Golden brown Kodiak Power Muffins with chocolate chips in a muffin tin

Easy Kodiak Power Muffins: A Simple High-Protein Breakfast

It is 7am on a crisp fall morning. You need a breakfast that keeps you full. These Kodiak Power Muffins are the perfect solution for you. They are fluffy, sweet, and very satisfying.

Starting your day with protein is a game changer. This recipe makes it easy to eat well. You will love how these taste with coffee. They make every morning feel a little easier.

Why You Will Love This Recipe

You will love how these muffins simplify mornings. They use a protein-packed base for steady energy. These are perfect for busy fall meal prep days. Your kids will think they are eating treats. You will know they are getting balanced fuel.

How It Comes Together

Making these muffins is simple and very fast. You only need one bowl and a whisk. There is no fancy equipment required here. Even if you rarely bake, you can master this recipe. Just mix, pour, and bake until they are golden.

Ingredients You Will Need

This recipe uses simple staples you likely have now. Using a pre-made protein mix saves you so much time.

  • 2 cups Kodiak Cakes Power Cakes Mix
  • 1 cup milk
  • 1 large egg
  • 1/4 cup honey or maple syrup
  • 1/3 cup unsweetened applesauce
  • 1 teaspoon vanilla extract
  • 1/2 cup semi-sweet chocolate chips

Step-by-Step Directions

  1. Preheat oven to 350°F (175°C) and grease a muffin tin.
  2. Whisk the egg, milk, honey, applesauce, and vanilla together.
  3. Add the Kodiak Cakes mix and stir until just combined.
  4. Gently fold in the chocolate chips with a spatula.
  5. Distribute the batter evenly among the 12 muffin cups.
  6. Bake for 15 to 18 minutes until a toothpick is clean.
  7. Allow muffins to cool in the tin for five minutes.

Best Ways to Enjoy It

Serve these muffins warm for the best texture.

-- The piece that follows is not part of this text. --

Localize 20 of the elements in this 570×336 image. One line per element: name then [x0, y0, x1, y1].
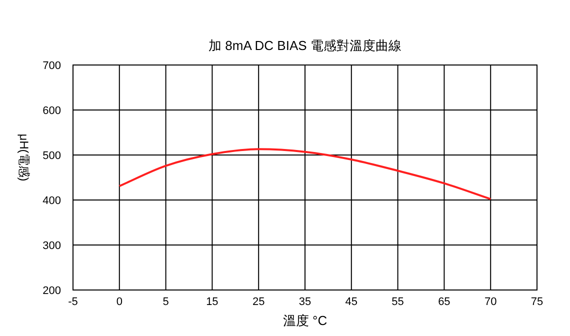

They are delicious with a smear of almond butter. You can also pair them with fresh fruit. Pack them in lunchboxes for a nutritious afternoon snack. They make every morning feel special.

How to Store Leftovers

Store your leftovers in an airtight container today. They stay fresh on the counter for two days. For longer storage, keep them in the fridge. These muffins also freeze beautifully for three months. Simply microwave for twenty seconds to enjoy them warm.

Tips for Best Results

  • Don’t overmix the batter to keep them light.
  • Use paper liners for the easiest cleanup possible.
  • Swap honey for maple syrup if you prefer.
  • Add extra chocolate chips on top before baking.
  • For back-to-school, make a double batch on Sunday.
  • Check for doneness with a simple wooden toothpick.

Ways to Switch It Up

  • Stir in a half cup of fresh blueberries.
  • Add chopped walnuts for a satisfying crunch.
  • Use dairy-free milk to make them lactose-free.
  • Sprinkle a little cinnamon into the dry mix.

Common Questions

Can I make these ahead of time?

Yes, these are wonderful for your weekly meal prep. They stay moist and delicious for several days. Just grab one and go on busy mornings.

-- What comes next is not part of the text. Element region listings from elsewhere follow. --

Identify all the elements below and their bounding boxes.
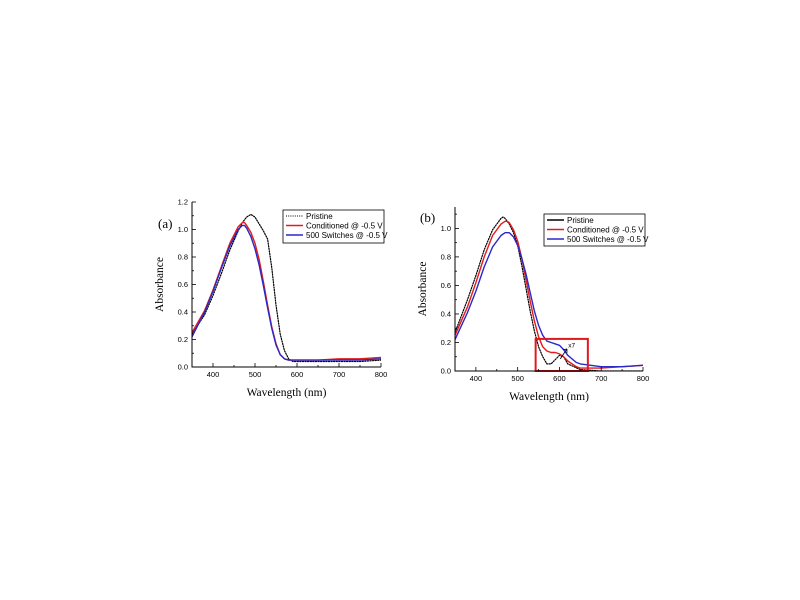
x-tick-label: 600 — [553, 374, 566, 383]
legend-entry-label: Pristine — [567, 216, 594, 225]
x-axis-title: Wavelength (nm) — [247, 387, 327, 399]
chart-panel-b: x7 400 500 600 700 800 0.0 0.2 0.4 0.6 0.8 1.0 Wavel… — [417, 207, 649, 403]
legend-entry-label: Conditioned @ -0.5 V — [567, 225, 644, 234]
y-tick-label: 1.0 — [178, 225, 188, 234]
x-tick-label: 800 — [637, 374, 650, 383]
y-tick-label: 1.2 — [178, 198, 188, 207]
chart-panel-a: 400 500 600 700 800 0.0 0.2 0.4 0.6 0.8 1.0 1.2 Wave… — [154, 198, 388, 399]
legend-entry-label: Conditioned @ -0.5 V — [306, 221, 383, 230]
y-tick-label: 0.6 — [178, 280, 188, 289]
y-tick-label: 0.4 — [441, 310, 451, 319]
annotation-arrow-label: x7 — [568, 342, 575, 349]
y-tick-label: 0.8 — [441, 253, 451, 262]
x-tick-label: 700 — [595, 374, 608, 383]
y-axis-title: Absorbance — [154, 257, 166, 312]
y-tick-label: 0.8 — [178, 253, 188, 262]
x-axis-title: Wavelength (nm) — [509, 391, 589, 403]
legend-entry-label: Pristine — [306, 212, 333, 221]
x-tick-label: 400 — [207, 370, 220, 379]
x-tick-label: 500 — [511, 374, 524, 383]
x-tick-label: 700 — [333, 370, 346, 379]
x-tick-label: 800 — [375, 370, 388, 379]
series-line-1 — [455, 220, 643, 369]
y-tick-label: 0.2 — [178, 335, 188, 344]
series-line-2 — [192, 224, 381, 361]
x-tick-label: 500 — [249, 370, 262, 379]
y-tick-label: 0.6 — [441, 281, 451, 290]
x-tick-label: 400 — [470, 374, 483, 383]
y-tick-label: 0.4 — [178, 308, 188, 317]
legend-entry-label: 500 Switches @ -0.5 V — [306, 231, 388, 240]
legend-entry-label: 500 Switches @ -0.5 V — [567, 235, 649, 244]
series-line-0 — [192, 213, 381, 363]
panel-label: (a) — [158, 216, 172, 231]
y-tick-label: 0.0 — [441, 367, 451, 376]
panel-label: (b) — [420, 210, 435, 225]
series-line-0 — [455, 216, 643, 371]
annotation-arrow — [559, 348, 568, 360]
x-tick-label: 600 — [291, 370, 304, 379]
y-tick-label: 0.0 — [178, 363, 188, 372]
series-line-2 — [455, 232, 643, 368]
y-axis-title: Absorbance — [417, 262, 429, 317]
y-tick-label: 0.2 — [441, 338, 451, 347]
y-tick-label: 1.0 — [441, 224, 451, 233]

What can I use instead of applesauce?

You can use mashed banana instead of applesauce. It adds a lovely flavor and natural sweetness. It also keeps the muffins very tender.

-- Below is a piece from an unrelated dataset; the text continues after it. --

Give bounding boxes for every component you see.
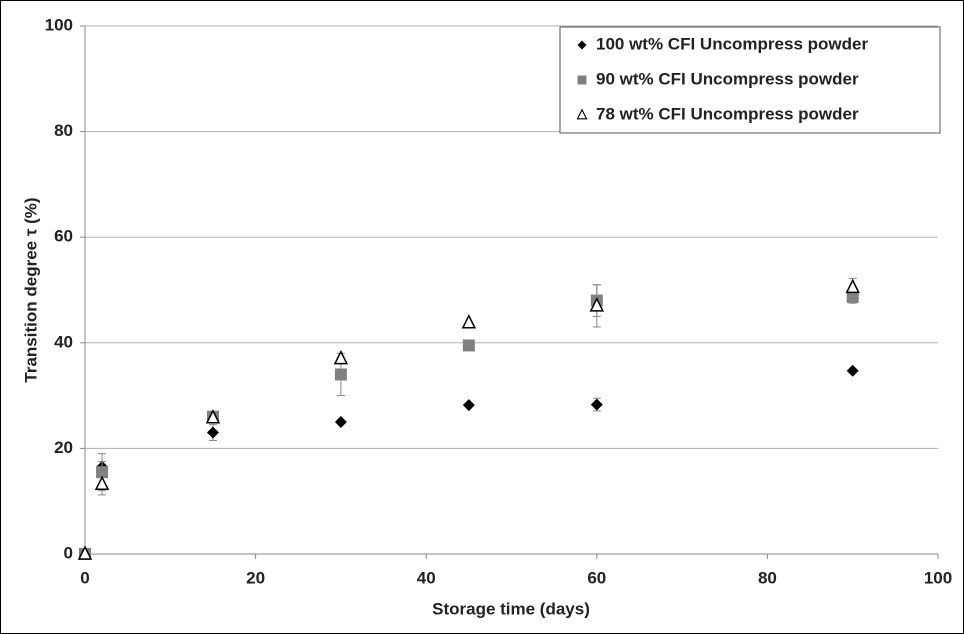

I hope these muffins make your busy mornings brighter. They are a staple in my kitchen every autumn. Give them a try and feel the difference!

— Clara
Golden brown Kodiak Power Muffins with chocolate chips in a muffin tin

Kodiak Power Muffins

Prep Time 10 minutes
Cook Time 18 minutes
Total Time 28 minutes
Servings: 12 servings
Calories: 160

Ingredients
  

  • 2 cups Kodiak Cakes Power Cakes Mix
  • 1 cup mil k
  • 1 large eg g
  • 1/4 cup honey or maple syrup
  • 1/3 cup unsweetened applesauce
  • 1 teaspoon vanilla extract
  • 1/2 cup semi -sweet chocolate chips

Method
 

  1. Preheat oven to 350°F (175°C) and grease a standard 12-cup muffin tin or line with paper liners.
  2. In a large mixing bowl, whisk together the egg, milk, honey, applesauce, and vanilla extract until smooth.
  3. Add the Kodiak Cakes mix to the wet ingredients and stir until just combined; do not overmix.
  4. Gently fold in the chocolate chips.
  5. Distribute the batter evenly among the 12 muffin cups, filling each about three-quarters full.
  6. Bake for 15 to 18 minutes, or until a toothpick inserted into the center of a muffin comes out clean.
  7. Allow muffins to cool in the tin for 5 minutes before transferring to a wire rack to cool completely.